Intanto ieri, a parte la manifestazione, a Barcellona si è parlato di un altro episodio molto criticato e discusso. Ada Colau, sindaca di Barcellona (esponente della piattaforma Barcelona en Comú, legata a Podemos), ha tenuto un discorso durante il quale ha detto di volere la liberazione dei leader indipendentisti non solo perché non è giusto che siano in carcere, ma anche perché così potranno «metterci la faccia e si potrà chiedere loro di dare le spiegazioni che si meritano i catalani e le catalane». La frase è stata molto criticata dagli indipendentisti. Qualche ora dopo Colau – che da tempo è accusata di essere troppo ambigua sul tema dell’indipendenza della Catalogna – è stata criticata anche dagli anti-indipendentisti, dopo che il suo partito – a seguito di una votazione a cui hanno partecipato gli iscritti – ha annunciato la rottura del patto di governo a Barcellona con il Partito Socialista catalano (PSC), forza anti-indipendentista che ha appoggiato il governo spagnolo nell’applicazione dell’articolo 155.

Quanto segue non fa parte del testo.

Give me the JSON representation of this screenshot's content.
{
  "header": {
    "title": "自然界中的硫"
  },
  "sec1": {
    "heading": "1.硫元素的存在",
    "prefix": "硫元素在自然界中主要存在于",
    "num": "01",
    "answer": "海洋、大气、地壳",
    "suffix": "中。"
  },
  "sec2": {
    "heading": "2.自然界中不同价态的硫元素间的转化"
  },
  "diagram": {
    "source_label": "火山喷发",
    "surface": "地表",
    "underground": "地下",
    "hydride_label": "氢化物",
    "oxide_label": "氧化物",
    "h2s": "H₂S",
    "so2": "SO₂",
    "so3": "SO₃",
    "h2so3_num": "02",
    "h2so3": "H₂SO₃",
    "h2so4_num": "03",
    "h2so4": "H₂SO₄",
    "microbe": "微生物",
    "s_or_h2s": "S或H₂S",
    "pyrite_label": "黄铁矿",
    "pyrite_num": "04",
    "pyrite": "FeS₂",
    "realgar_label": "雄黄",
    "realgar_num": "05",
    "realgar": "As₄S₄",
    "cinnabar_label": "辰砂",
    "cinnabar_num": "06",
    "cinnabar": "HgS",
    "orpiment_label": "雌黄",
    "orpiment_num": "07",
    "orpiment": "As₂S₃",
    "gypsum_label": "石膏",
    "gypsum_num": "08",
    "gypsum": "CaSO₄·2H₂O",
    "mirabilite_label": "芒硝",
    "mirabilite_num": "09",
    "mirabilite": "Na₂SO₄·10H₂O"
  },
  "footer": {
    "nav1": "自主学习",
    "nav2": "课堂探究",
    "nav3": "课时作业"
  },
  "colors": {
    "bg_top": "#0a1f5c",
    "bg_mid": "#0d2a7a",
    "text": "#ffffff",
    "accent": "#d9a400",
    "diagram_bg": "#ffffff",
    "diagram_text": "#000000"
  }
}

"Volem que els presos surtin, perquè també volem que donin explicacions a la ciutadania" @AdaColau #UnNouCami21D pic.twitter.com/EapqvNrffP
— Barcelona En Comú (@bcnencomu) November 11, 2017
Il 21 dicembre in Catalogna si terranno le elezioni convocate eccezionalmente dal governo spagnolo, una misura presa dal primo ministro Mariano Rajoy nell’ambito dell’applicazione dell’articolo 155 della Costituzione. È difficile dire cosa succederà. I sondaggi fatti finora mostrano un generale equilibrio tra forze indipendentiste e forze cosiddette “unioniste”. In questi giorni si risolveranno molti dubbi sulle modalità con cui le forze indipendentiste si presenteranno alle elezioni. Puigdemont e molti altri vorrebbero una grande “lista di paese” che chieda la liberazione dei leader incarcerati, la fine dell’applicazione dell’articolo 155 e la restaurazione dell’autonomia catalana. ERC, che dai sondaggi risulta essere chiaramente il partito più votato in Catalogna, ha già detto però che vuole presentarsi da solo, e che le alleanze verranno fatte dopo le elezioni. La CUP deciderà questa sera se e come partecipare alle elezioni del 21 dicembre.